[systemd-devel] Setting up network interfaces for containers with --private-network

Spencer Baugh sbaugh at catern.com
Wed Apr 22 10:41:05 PDT 2015


Lennart Poettering <lennart at poettering.net> writes:
> On Tue, 21.04.15 15:22, Spencer Baugh (sbaugh at catern.com) wrote:
>
>> > Also, trivial static IP configuration is seldom sufficient, you at
>> > least need to also provide DNS configuration, and if you don't use
>> > DHCP or something similar then you need to configure that inside the
>> > container anyway. But if you do that you might as well configure the
>> > static IP addresses in it too, so what is gained by doing this from a
>> > networkd outside of the cotnainer?
>> >
>> >> Or am I misunderstanding the role of networkd? It seems like if I am
>> >> writing a service that represents "the network interface and namespace
>> >> for this container", I am doing something that networkd should
>> >> ultimately do.
>> >
>> > Sure, absolutely. But our idea so far was that networkd should run
>> > inside the container to configure the container's network, and on the
>> > host to configure the host's network, but not to cross this boundary
>> > and have the host networkd configure the container's network.
>> 
>> Hmm, yes, but I think the problem is the configuration done at
>> interface-creation-time. It seems to me that that configuration
>> currently does not fit naturally in either the host networkd or the
>> container networkd.
>
> Well, again, I doubt that configuration exclusivel at
> interface-creation-time will be useful for more than the most trivial
> cases, already because as mentioned it would not cover DNS server
> configuration and thelike.

Sure, I'm in agreement, but there are things that can only be
"configured" at interface-creation-time. As a trivial example, the type
of the interface. And it looks like for ipvlan you can only choose L2 or
L3 mode at creation-time.

Additionally, it seems to me that the MAC address, at least, is
something that you might want to configure only at creation-time and not
change later.

The earlier two examples are necessary, the third example, the MAC
address, is just nice-to-have. But since there are things that actually
really must be configured at creation-time, it seems that eventually it
will be necessary to figure out a best practice or mechanism for such
configuration. And that method might as well also allow the nice-to-have
of configuring the MAC address at creation time.

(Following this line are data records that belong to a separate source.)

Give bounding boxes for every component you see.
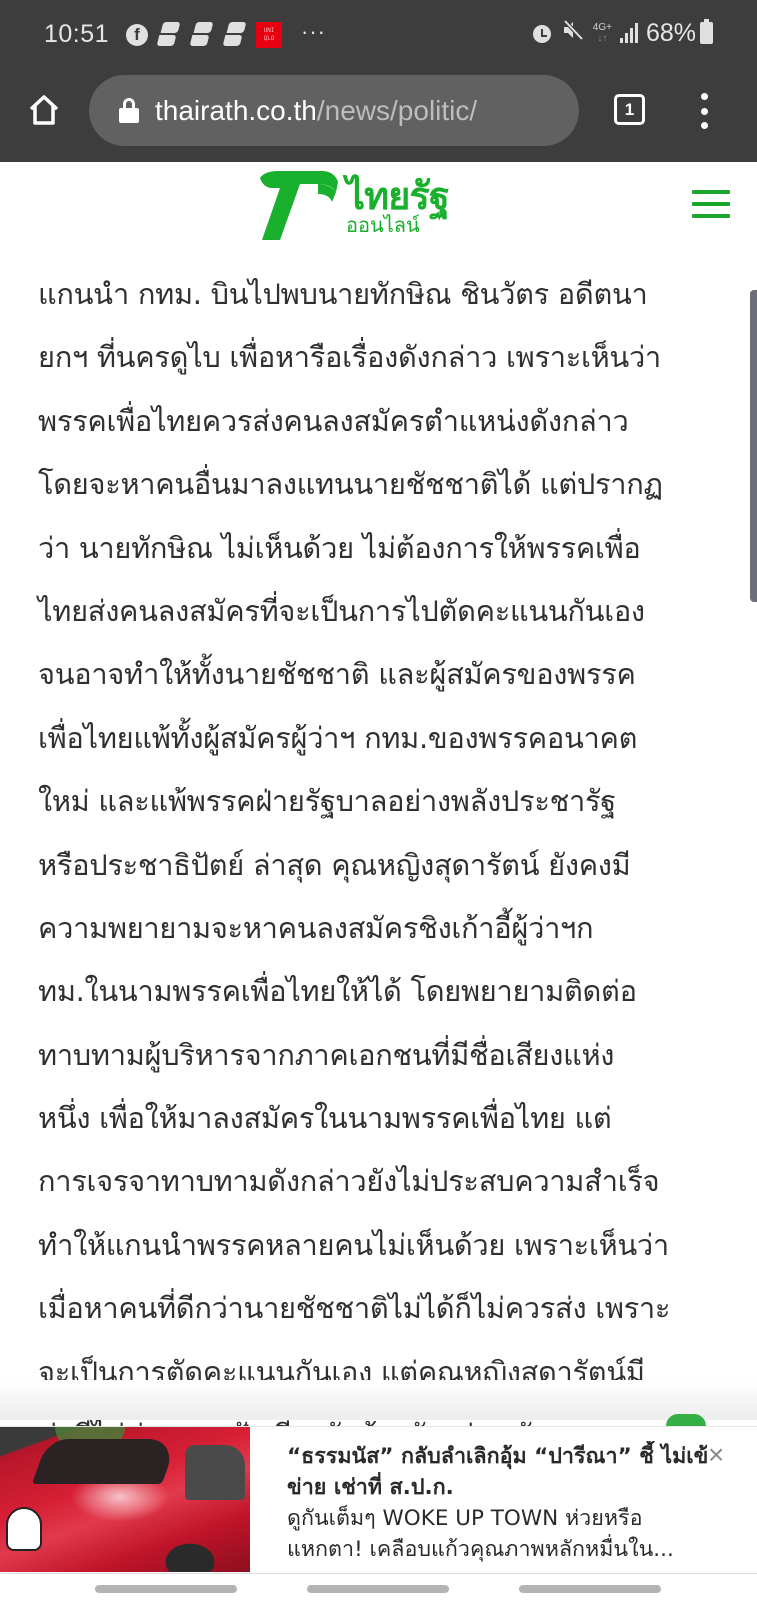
bottom-nav-bar: [0, 1573, 757, 1600]
ad-shadow: [0, 1380, 757, 1420]
nav-handle-right[interactable]: [519, 1585, 661, 1593]
nav-handle-left[interactable]: [95, 1585, 237, 1593]
ad-text[interactable]: “ธรรมนัส” กลับลำเลิกอุ้ม “ปารีณา” ชี้ ไม…: [287, 1441, 707, 1565]
mute-icon: [561, 18, 585, 48]
article-line: โดยจะหาคนอื่นมาลงแทนนายชัชชาติได้ แต่ปรา…: [38, 453, 728, 516]
home-icon: [26, 92, 62, 128]
more-notifications-icon: ···: [301, 19, 326, 45]
status-bar: 10:51 f UNI QLO ··· 4G+ ↓↑ 68%: [0, 0, 757, 72]
network-label: 4G+: [593, 22, 612, 33]
article-line: ยกฯ ที่นครดูไบ เพื่อหารือเรื่องดังกล่าว …: [38, 326, 728, 389]
ad-thumbnail-image[interactable]: [0, 1427, 250, 1572]
ad-sponsored-line1: ดูกันเต็มๆ WOKE UP TOWN ห่วยหรือ: [287, 1503, 707, 1534]
signal-icon: [620, 23, 638, 43]
article-line: แกนนำ กทม. บินไปพบนายทักษิณ ชินวัตร อดีต…: [38, 263, 728, 326]
article-line: การเจรจาทาบทามดังกล่าวยังไม่ประสบความสำเ…: [38, 1150, 728, 1213]
uniqlo-label-top: UNI: [264, 27, 275, 35]
s-app-icon: [157, 22, 181, 48]
lock-icon: [119, 98, 139, 124]
floating-green-button[interactable]: [666, 1414, 706, 1426]
ad-headline-line1: “ธรรมนัส” กลับลำเลิกอุ้ม “ปารีณา” ชี้ ไม…: [287, 1441, 707, 1472]
article-line: ความพยายามจะหาคนลงสมัครชิงเก้าอี้ผู้ว่าฯ…: [38, 897, 728, 960]
more-vert-icon[interactable]: [696, 93, 712, 129]
address-bar[interactable]: thairath.co.th/news/politic/: [89, 75, 579, 146]
url-path: /news/politic/: [317, 95, 477, 126]
ad-headline-line2: ข่าย เช่าที่ ส.ป.ก.: [287, 1472, 707, 1503]
s-app-icon: [190, 22, 214, 48]
uniqlo-label-bottom: QLO: [264, 35, 275, 43]
article-line: พรรคเพื่อไทยควรส่งคนลงสมัครตำแหน่งดังกล่…: [38, 390, 728, 453]
article-line: เพื่อไทยแพ้ทั้งผู้สมัครผู้ว่าฯ กทม.ของพร…: [38, 707, 728, 770]
page-scrollbar[interactable]: [750, 290, 757, 602]
facebook-icon: f: [126, 24, 148, 46]
article-line: เมื่อหาคนที่ดีกว่านายชัชชาติไม่ได้ก็ไม่ค…: [38, 1277, 728, 1340]
logo-t-icon: [258, 170, 340, 242]
nav-handle-center[interactable]: [307, 1585, 449, 1593]
article-line: ทม.ในนามพรรคเพื่อไทยให้ได้ โดยพยายามติดต…: [38, 960, 728, 1023]
system-icons: 4G+ ↓↑ 68%: [531, 18, 713, 48]
battery-icon: [700, 22, 713, 44]
notification-icons: f UNI QLO ···: [126, 22, 326, 48]
rabbit-sticker-icon: [6, 1507, 42, 1551]
article-line: ว่า นายทักษิณ ไม่เห็นด้วย ไม่ต้องการให้พ…: [38, 517, 728, 580]
news-ad-banner[interactable]: “ธรรมนัส” กลับลำเลิกอุ้ม “ปารีณา” ชี้ ไม…: [0, 1426, 757, 1573]
hamburger-icon[interactable]: [692, 190, 730, 218]
browser-toolbar: thairath.co.th/news/politic/ 1: [0, 72, 757, 162]
s-app-icon: [223, 22, 247, 48]
logo-main-text: ไทยรัฐ: [346, 177, 449, 215]
article-line: ไทยส่งคนลงสมัครที่จะเป็นการไปตัดคะแนนกัน…: [38, 580, 728, 643]
close-icon[interactable]: ×: [708, 1441, 724, 1469]
article-line: จนอาจทำให้ทั้งนายชัชชาติ และผู้สมัครของพ…: [38, 643, 728, 706]
site-header: ไทยรัฐ ออนไลน์: [0, 162, 757, 248]
4g-plus-icon: 4G+ ↓↑: [593, 22, 612, 44]
uniqlo-icon: UNI QLO: [256, 22, 282, 48]
article-line: หรือประชาธิปัตย์ ล่าสุด คุณหญิงสุดารัตน์…: [38, 834, 728, 897]
network-arrows: ↓↑: [593, 33, 612, 44]
article-line: ใหม่ และแพ้พรรคฝ่ายรัฐบาลอย่างพลังประชาร…: [38, 770, 728, 833]
article-line: หนึ่ง เพื่อให้มาลงสมัครในนามพรรคเพื่อไทย…: [38, 1087, 728, 1150]
home-button[interactable]: [24, 90, 64, 130]
thairath-logo[interactable]: ไทยรัฐ ออนไลน์: [258, 170, 449, 242]
article-line: ทาบทามผู้บริหารจากภาคเอกชนที่มีชื่อเสียง…: [38, 1024, 728, 1087]
article-line: ทำให้แกนนำพรรคหลายคนไม่เห็นด้วย เพราะเห็…: [38, 1214, 728, 1277]
url-text[interactable]: thairath.co.th/news/politic/: [155, 95, 477, 127]
url-host: thairath.co.th: [155, 95, 317, 126]
article-body: แกนนำ กทม. บินไปพบนายทักษิณ ชินวัตร อดีต…: [38, 263, 728, 1531]
logo-sub-text: ออนไลน์: [346, 215, 449, 235]
alarm-icon: [531, 22, 553, 44]
battery-percent: 68%: [646, 19, 696, 48]
status-time: 10:51: [44, 20, 109, 49]
ad-sponsored-line2: แหกตา! เคลือบแก้วคุณภาพหลักหมื่นใน...: [287, 1534, 707, 1565]
tab-switcher-button[interactable]: 1: [614, 94, 645, 125]
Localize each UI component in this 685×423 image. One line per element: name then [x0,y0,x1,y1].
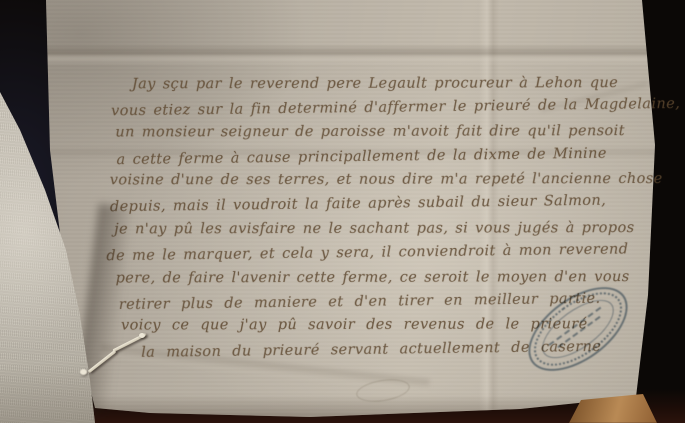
manuscript-line: voicy ce que j'ay pû savoir des revenus … [121,316,588,333]
manuscript-line: retirer plus de maniere et d'en tirer en… [119,291,601,313]
manuscript-line: pere, de faire l'avenir cette ferme, ce … [116,269,630,286]
manuscript-line: je n'ay pû les avisfaire ne le sachant p… [114,220,634,237]
manuscript-line: de me le marquer, et cela y sera, il con… [106,241,628,264]
manuscript-line: Jay sçu par le reverend pere Legault pro… [132,75,618,92]
thread-end [80,369,87,375]
manuscript-line: un monsieur seigneur de paroisse m'avoit… [115,123,625,140]
manuscript-line: voisine d'une de ses terres, et nous dir… [110,171,663,188]
manuscript-line: vous etiez sur la fin determiné d'afferm… [111,96,680,119]
manuscript-line: depuis, mais il voudroit la faite après … [110,193,606,215]
photograph: Jay sçu par le reverend pere Legault pro… [0,0,685,423]
thread-knot [139,333,145,338]
manuscript-line: a cette ferme à cause principallement de… [116,146,606,168]
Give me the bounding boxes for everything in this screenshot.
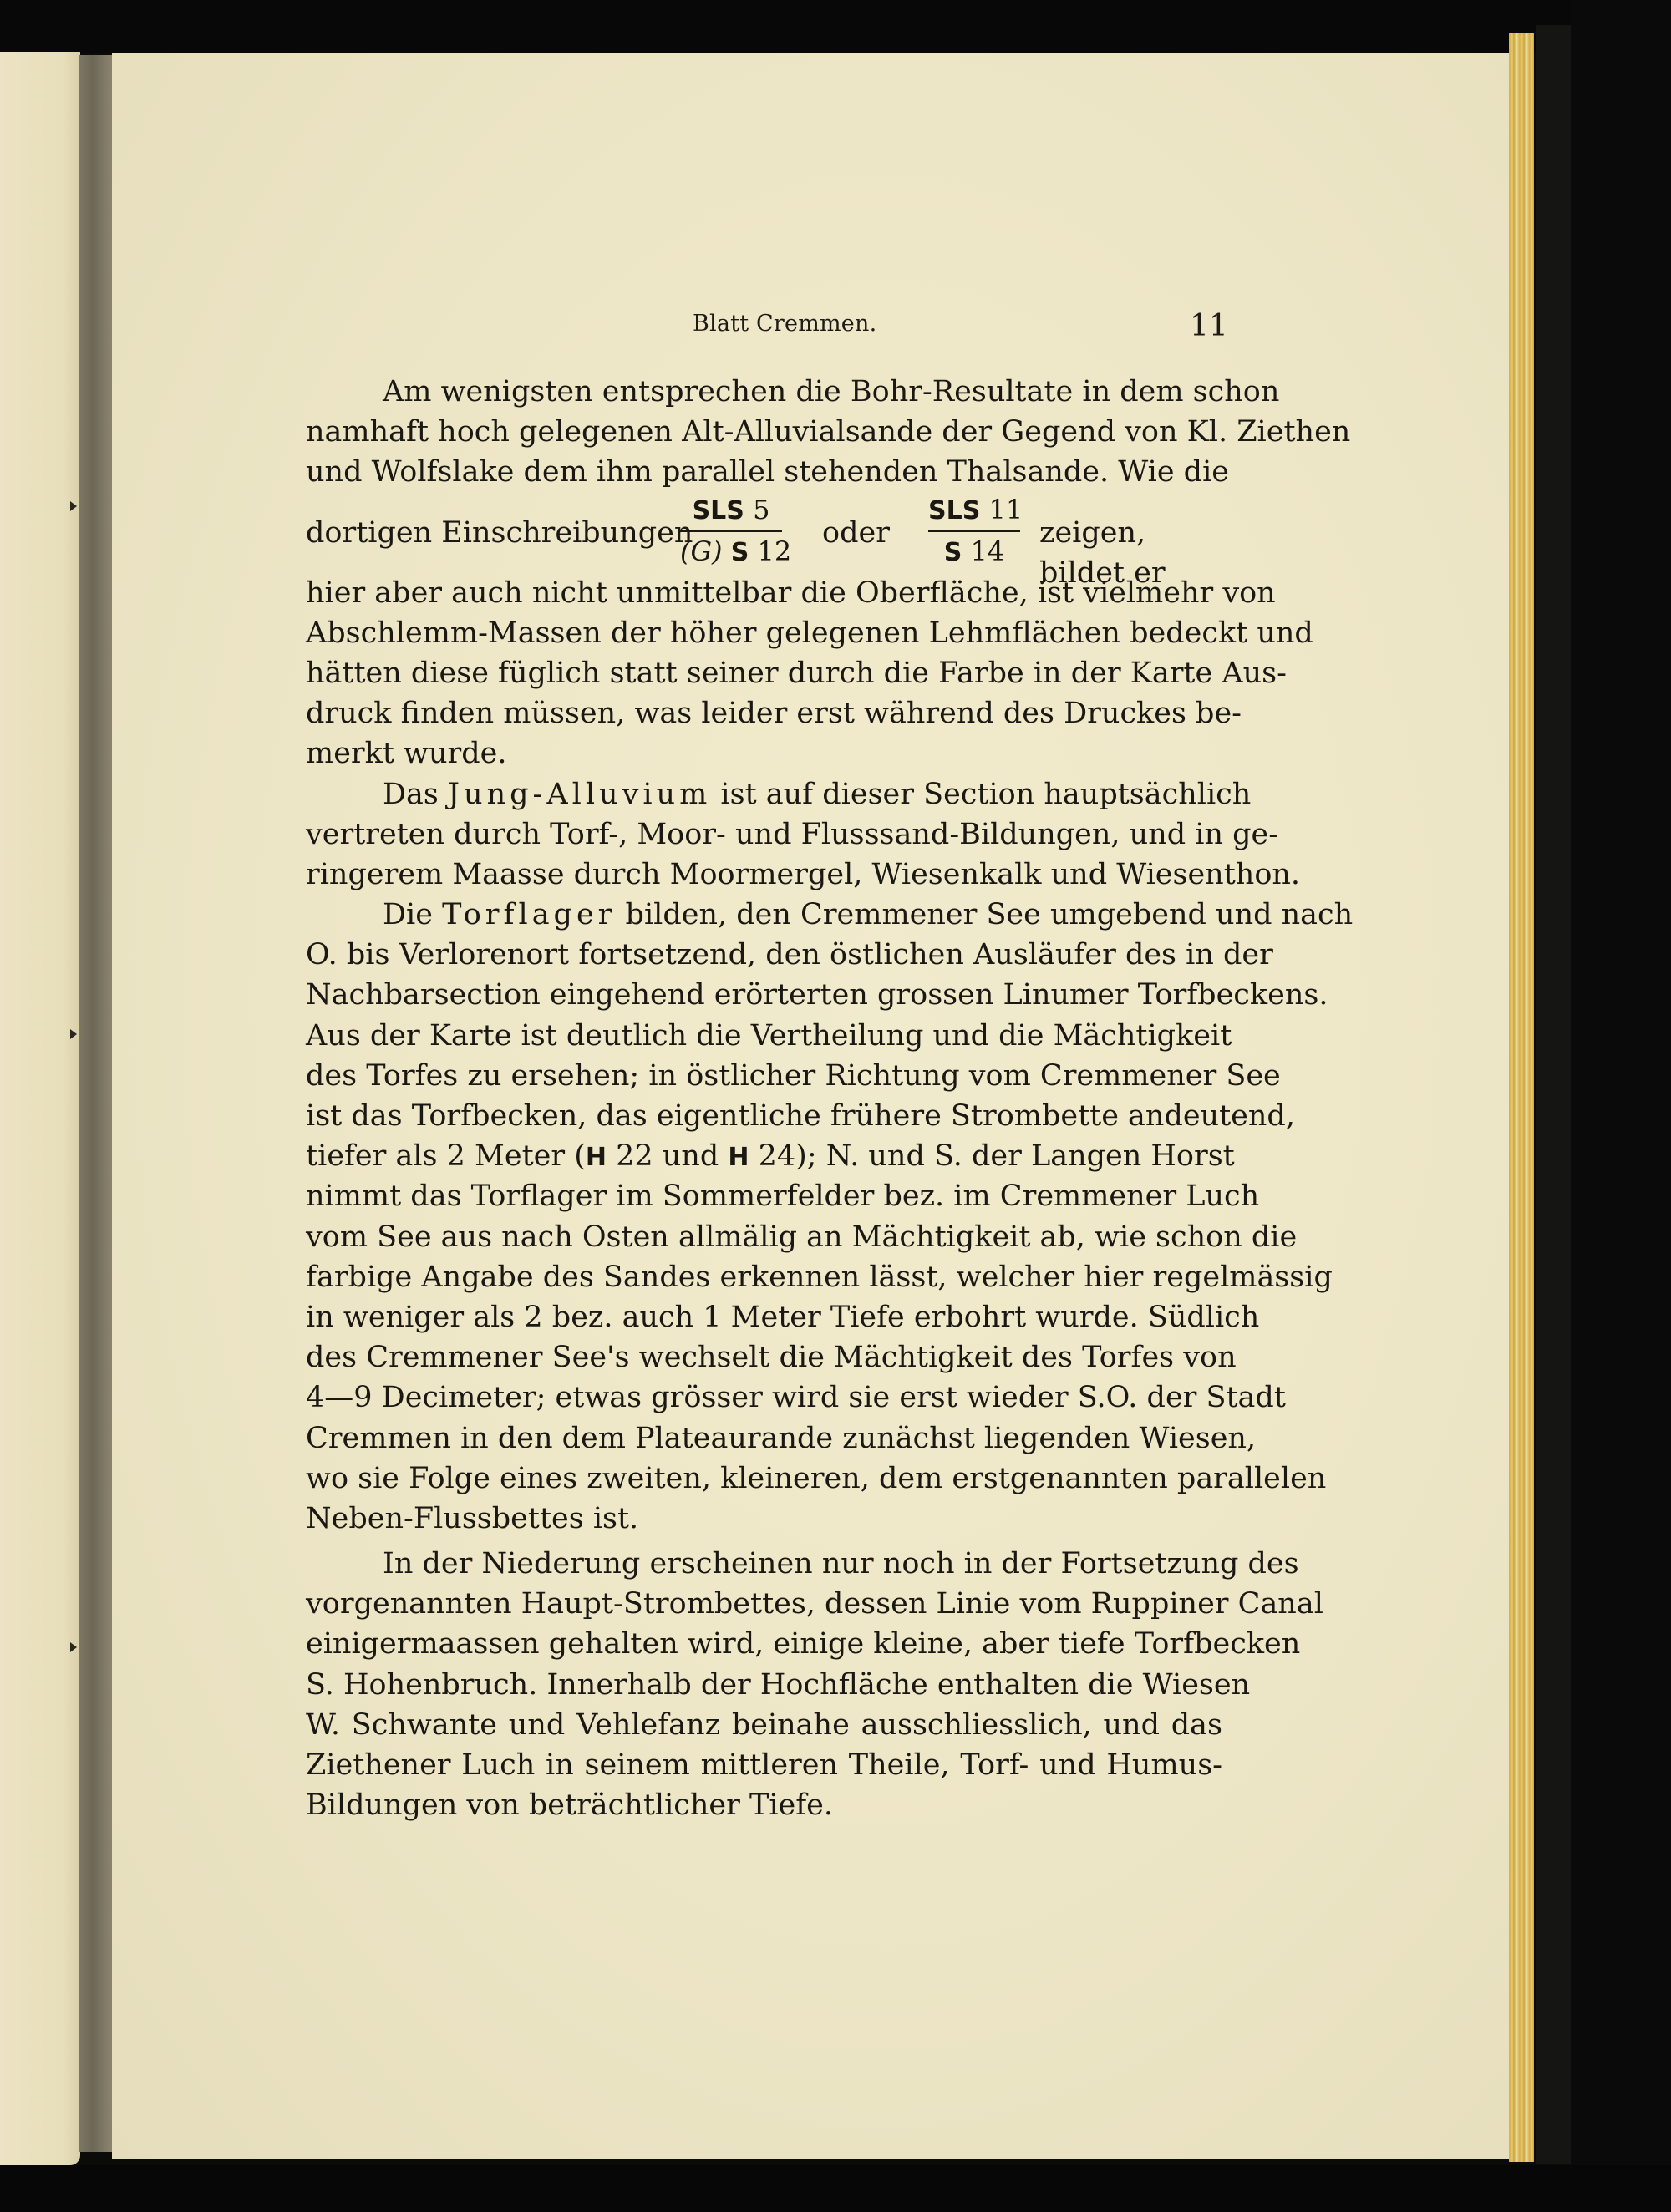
formula-text-before: dortigen Einschreibungen [306, 513, 693, 553]
lead-word: Das [383, 778, 439, 811]
page-mark-icon [70, 501, 77, 511]
text-line: Aus der Karte ist deutlich die Vertheilu… [306, 1016, 1222, 1056]
text-line: tiefer als 2 Meter (H 22 und H 24); N. u… [306, 1136, 1222, 1176]
page-gutter-shadow [79, 55, 114, 2152]
text-line: Cremmen in den dem Plateaurande zunächst… [306, 1418, 1222, 1459]
spaced-term: Jung-Alluvium [448, 778, 711, 811]
text-line: 4—9 Decimeter; etwas grösser wird sie er… [306, 1377, 1222, 1418]
text-line: hätten diese füglich statt seiner durch … [306, 653, 1222, 693]
fraction-den-bold: S [944, 538, 962, 567]
text-line: Nachbarsection eingehend erörterten gros… [306, 975, 1222, 1015]
text-line: O. bis Verlorenort fortsetzend, den östl… [306, 935, 1222, 975]
line-rest: bilden, den Cremmener See umgebend und n… [626, 898, 1354, 931]
text-line: farbige Angabe des Sandes erkennen lässt… [306, 1257, 1222, 1297]
text-line: vertreten durch Torf-, Moor- und Flusssa… [306, 814, 1222, 855]
page-mark-icon [70, 1029, 77, 1039]
page-number: 11 [1190, 309, 1228, 343]
book-cover-bottom [0, 2165, 1671, 2212]
lead-word: Die [383, 898, 433, 931]
text-line: In der Niederung erscheinen nur noch in … [306, 1544, 1222, 1584]
text-line: W. Schwante und Vehlefanz beinahe aussch… [306, 1705, 1222, 1745]
text-line: vom See aus nach Osten allmälig an Mächt… [306, 1217, 1222, 1257]
fraction-num-value: 5 [744, 494, 770, 525]
text-line: namhaft hoch gelegenen Alt-Alluvialsande… [306, 412, 1222, 452]
map-symbol-h: H [586, 1143, 607, 1172]
line-part: 24); N. und S. der Langen Horst [749, 1139, 1235, 1173]
text-line: Bildungen von beträchtlicher Tiefe. [306, 1785, 1222, 1825]
formula-text-between: oder [822, 513, 890, 553]
text-line: Neben-Flussbettes ist. [306, 1499, 1222, 1539]
fraction-den-value: 14 [962, 535, 1004, 567]
text-line: des Torfes zu ersehen; in östlicher Rich… [306, 1056, 1222, 1096]
text-line: Am wenigsten entsprechen die Bohr-Result… [306, 372, 1222, 412]
text-line: Ziethener Luch in seinem mittleren Theil… [306, 1745, 1222, 1785]
fraction-sls11-s14: SLS 11 S 14 [928, 493, 1020, 570]
map-symbol-h: H [728, 1143, 749, 1172]
text-line: Das Jung-Alluvium ist auf dieser Section… [306, 774, 1222, 814]
fraction-den-prefix: (G) [680, 535, 731, 567]
line-part: 22 und [607, 1139, 728, 1173]
body-text: Am wenigsten entsprechen die Bohr-Result… [306, 372, 1222, 1825]
text-line: und Wolfslake dem ihm parallel stehenden… [306, 452, 1222, 492]
book-cover-top [0, 0, 1671, 53]
text-line: einigermaassen gehalten wird, einige kle… [306, 1624, 1222, 1664]
running-title: Blatt Cremmen. [693, 311, 876, 337]
left-page-edge [0, 52, 80, 2165]
text-line: ringerem Maasse durch Moormergel, Wiesen… [306, 855, 1222, 895]
fraction-sls5-gs12: SLS 5 (G) S 12 [680, 493, 782, 570]
page-mark-icon [70, 1642, 77, 1652]
text-line: nimmt das Torflager im Sommerfelder bez.… [306, 1176, 1222, 1216]
text-line: druck finden müssen, was leider erst wäh… [306, 693, 1222, 733]
text-line: S. Hohenbruch. Innerhalb der Hochfläche … [306, 1665, 1222, 1705]
fraction-bar [928, 530, 1020, 532]
text-line: merkt wurde. [306, 733, 1222, 774]
formula-line: dortigen Einschreibungen SLS 5 (G) S 12 … [306, 493, 1222, 573]
text-line: Abschlemm-Massen der höher gelegenen Leh… [306, 613, 1222, 653]
text-line: Die Torflager bilden, den Cremmener See … [306, 895, 1222, 935]
fraction-num-bold: SLS [693, 496, 744, 525]
line-rest: ist auf dieser Section hauptsächlich [720, 778, 1251, 811]
fraction-den-bold: S [731, 538, 749, 567]
book-cover-right [1571, 0, 1671, 2212]
text-line: ist das Torfbecken, das eigentliche früh… [306, 1096, 1222, 1136]
fraction-den-value: 12 [749, 535, 791, 567]
text-line: in weniger als 2 bez. auch 1 Meter Tiefe… [306, 1297, 1222, 1337]
text-line: vorgenannten Haupt-Strombettes, dessen L… [306, 1584, 1222, 1624]
spaced-term: Torflager [442, 898, 616, 931]
fraction-bar [680, 530, 782, 532]
text-line: des Cremmener See's wechselt die Mächtig… [306, 1337, 1222, 1377]
fraction-num-value: 11 [980, 494, 1023, 525]
formula-text-after: zeigen, bildet er [1039, 513, 1222, 593]
gilded-page-edges [1509, 33, 1534, 2162]
text-line: wo sie Folge eines zweiten, kleineren, d… [306, 1459, 1222, 1499]
fraction-num-bold: SLS [928, 496, 980, 525]
line-part: tiefer als 2 Meter ( [306, 1139, 586, 1173]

> If you really want fixed IP addresses, I think this could work:
>
> We add configurability for the DHCP server address range in networkd,
> including taking ranges that contain a single IP address. You could
> then assign fixed addresses to your containers simply by dropping a
> .network snippet for them, that only contains a single dhcp range IP
> address for it. THat should work, no?

This would be a nice feature and would work for many use cases.

My problem with this solution is that I'm using IPv6. With IPv6, I can
set up stateless autoconfiguration to "assign" IPs to interfaces.  In
that case the IP is directly determined by the MAC address, so it is not
possible (AFAIK?) to specify a range of IPs of length 1 to force that
single IP to be assigned to a specific interface.

I would somewhat prefer to be using this feature of IPv6, rather than
using DHCPv6; and anyway, networkd doesn't support DHCPv6 right now,
right? So this doesn't necessarily work for me.

The mapping from MAC address to IPv6 address is just a matter of
encoding the MAC address in the last 64 bits of the IPv6 address.  So if
I know the MAC address of the container, and maybe listen a little on
the network interface to see what routing prefix is being advertised, I
know the IPv6 address that the container will get. Maybe something
(networkd, networkctl, machined, machinectl?) could reveal this
information? Just an idea.

The stateless autoconfiguration of IPv6 seems pretty similar to
systemd's own aims, it would be nice if they worked well together.